The Washington Post publicizes a lot of good political science these days. (Thank you, Mr. Bezos!) They recently ran a column entitled, “Americans aren’t biased against Latino immigration. Here’s what they actually fear.”
Short version: Morris Levy (USC) and Matthew Wright (American) surveyed a bunch of white Californians about their attitude towards immigration. They humanized their questions by asking the respondents about a particular individual, either a Mexican immigrant named “Juan,” a Chinese immigrant named “Yuan,” or a German immigrant named “Johan.” In addition, half of all respondents were told that the immigrant they read about had lived in the United States for two years. The other half were also told that Juan/Yuan/Johan speaks English and has worked steadily as a waiter.
Here is what they found:
In other words, when there was no information about the immigrant, more white Californians supported legalization when thinking about somebody from Europe or China than from Mexico. But if they were told that the immigrant worked and spoke English, the gap disappeared.
The authors then conclude, “Discrimination against Latinos may grow not from hostility against an ethnic ‘outgroup,’ but rather stereotypes about whether they will contribute to the United States or become a burden.”
It’s a neat result, but I don’t understand the conclusion. They find that when told a male immigrant has assimilated, white Californians don’t care about his ethnic background. But they also find that without any information, Californians assume that Mexicans are much less likely to assimilate than other immigrants. They conclude that people stereotype Mexican immigrants as less educated and more likely to become a public burden.
That is possible. But there is another explanation. They found that white people in California don’t consider Mexicans impossible to assimilate. But their results are consistent with the hypothesis that white people consider Mexicans to be intrinsically harder for the American melting pot to melt.
Wouldn’t that make them an ethnic outgroup?
It's a distinction without a difference, it seems to me: this is just how bias works. Racists are often perfectly capable of believing that people of the disfavored group who they personally know are exceptional "good ones". In fact, they brandish the belief as a get-out-of-racism card.
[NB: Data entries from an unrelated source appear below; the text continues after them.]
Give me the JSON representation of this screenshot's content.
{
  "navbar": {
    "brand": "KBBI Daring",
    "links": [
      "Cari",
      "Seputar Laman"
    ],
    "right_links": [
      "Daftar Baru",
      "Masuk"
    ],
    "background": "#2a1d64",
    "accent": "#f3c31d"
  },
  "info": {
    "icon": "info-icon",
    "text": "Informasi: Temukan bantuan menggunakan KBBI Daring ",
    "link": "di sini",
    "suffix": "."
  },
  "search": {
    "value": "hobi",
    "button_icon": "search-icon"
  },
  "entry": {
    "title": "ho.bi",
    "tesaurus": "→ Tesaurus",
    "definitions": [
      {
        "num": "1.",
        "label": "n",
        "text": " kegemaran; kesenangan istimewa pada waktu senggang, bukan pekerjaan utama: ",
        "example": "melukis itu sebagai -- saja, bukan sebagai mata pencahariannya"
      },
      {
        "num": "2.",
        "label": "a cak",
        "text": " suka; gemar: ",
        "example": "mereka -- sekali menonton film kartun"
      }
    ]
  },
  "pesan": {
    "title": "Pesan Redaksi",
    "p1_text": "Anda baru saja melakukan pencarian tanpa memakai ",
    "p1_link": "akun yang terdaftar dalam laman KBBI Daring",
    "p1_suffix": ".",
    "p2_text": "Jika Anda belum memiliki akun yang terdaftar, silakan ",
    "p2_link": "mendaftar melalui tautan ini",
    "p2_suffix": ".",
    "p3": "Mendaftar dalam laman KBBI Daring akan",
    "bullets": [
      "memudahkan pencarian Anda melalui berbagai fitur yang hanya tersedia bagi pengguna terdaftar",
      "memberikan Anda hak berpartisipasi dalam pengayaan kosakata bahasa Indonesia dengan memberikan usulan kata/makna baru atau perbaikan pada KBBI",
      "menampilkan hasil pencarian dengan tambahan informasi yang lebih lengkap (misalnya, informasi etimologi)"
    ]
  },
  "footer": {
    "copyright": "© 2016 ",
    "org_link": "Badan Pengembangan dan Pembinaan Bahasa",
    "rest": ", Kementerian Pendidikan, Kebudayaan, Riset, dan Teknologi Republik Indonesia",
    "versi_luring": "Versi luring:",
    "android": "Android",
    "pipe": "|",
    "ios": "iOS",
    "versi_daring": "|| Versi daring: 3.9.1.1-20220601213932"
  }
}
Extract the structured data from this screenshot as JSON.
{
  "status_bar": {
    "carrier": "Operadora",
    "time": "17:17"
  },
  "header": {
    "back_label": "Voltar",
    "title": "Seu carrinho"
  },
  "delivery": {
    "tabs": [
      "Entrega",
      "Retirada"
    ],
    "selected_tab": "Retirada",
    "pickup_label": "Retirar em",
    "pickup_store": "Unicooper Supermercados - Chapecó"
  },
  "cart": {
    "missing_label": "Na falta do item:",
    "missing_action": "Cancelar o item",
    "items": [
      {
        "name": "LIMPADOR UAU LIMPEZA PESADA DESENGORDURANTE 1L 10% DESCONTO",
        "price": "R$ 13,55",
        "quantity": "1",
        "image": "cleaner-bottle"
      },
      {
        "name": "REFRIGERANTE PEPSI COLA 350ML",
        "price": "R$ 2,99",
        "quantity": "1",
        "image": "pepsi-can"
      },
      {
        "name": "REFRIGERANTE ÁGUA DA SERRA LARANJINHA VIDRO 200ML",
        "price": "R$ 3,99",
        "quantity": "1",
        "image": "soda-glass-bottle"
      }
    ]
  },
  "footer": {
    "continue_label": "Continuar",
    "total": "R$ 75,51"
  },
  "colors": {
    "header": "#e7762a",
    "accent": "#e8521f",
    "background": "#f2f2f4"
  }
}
Posted by: Matt McIrvin | June 30, 2016 at 08:16 AM
Bias implies a prior assumption or an assumption invulnerable to evidence. From a Bayesian point of view, racism is a bias that is insensitive to updating.
The composition of likely Chinese or European immigration is different than for Latin American immigration in terms of education and English language skills. That could inform many people's priors about other undesireable characteristics.
I've noticed the same bias, when more insular Northeasters/Midwesterners know I'm from Alabama prior to meeting me. They rather quickly update their priors when they meet me.
Posted by: Dave K. | June 30, 2016 at 10:45 AM
I have to roll my eyes at this.
"Learning the language, willing to assimilate", these are dog whistles for more noxious mentalities, which use "model minorities" to unfavorably compare their targets to. I've certainly heard more than I need to hear of that sort of reasoning. Much as it was with the birth certificate thing, it is usually an act of willful belief without any regard for truth.
Also, I will argue against Dave K. about exactly what people "update their priors" about. Some people don't update their priors about Dave K., but what they can *do* to Dave K.
Posted by: shah8 | June 30, 2016 at 11:22 PM
shah8, that seems overly cynical. A few years ago I had the duty of arranging ecclesiastical interactions with Ethiopians and their coreligionists in America. I saw quite a bit of bias but I also saw dramatic updating of priors. Beyond my personal anecdotes, the research on personal interactions and persuasion implies many people are adaptable.
Posted by: Dave K | July 01, 2016 at 01:19 AM
Figures on real-life two-year immigrants from the three regions would be useful here, right?
Posted by: Gareth WIlson | July 02, 2016 at 05:44 AM
Gareth, I went here for an approximation:
http://www.census.gov/content/dam/Census/library/publications/2014/acs/acs-26.pdf
~1% of German immigrants are English non-proficient, along with 33% of Chinese immigrants and 47% of Mexican immigrants.
Figure 8 (on page 11) shows interesting trends in English speaking proficiency by continent/region of immigration.
Posted by: Dave K | July 02, 2016 at 05:55 PM
Thanks.
Posted by: Gareth WIlson | July 03, 2016 at 01:53 AM
Interesting, but I'm puzzled by the methodology ... why use German immigrants as one of the examples, when German immigration to the US surely must be almost zero?
Posted by: Peter | July 05, 2016 at 10:25 PM
A white nationality not subject to prejudice.
Posted by: Noel Maurer | July 06, 2016 at 07:40 AM
Peter, depends what you mean by almost zero for German immigration (10,000-15,000 per year since 2000).
Noel, besides Anglo-Canadians is there really a foreign white nationality completely immune to prejudice from certain subsets of America?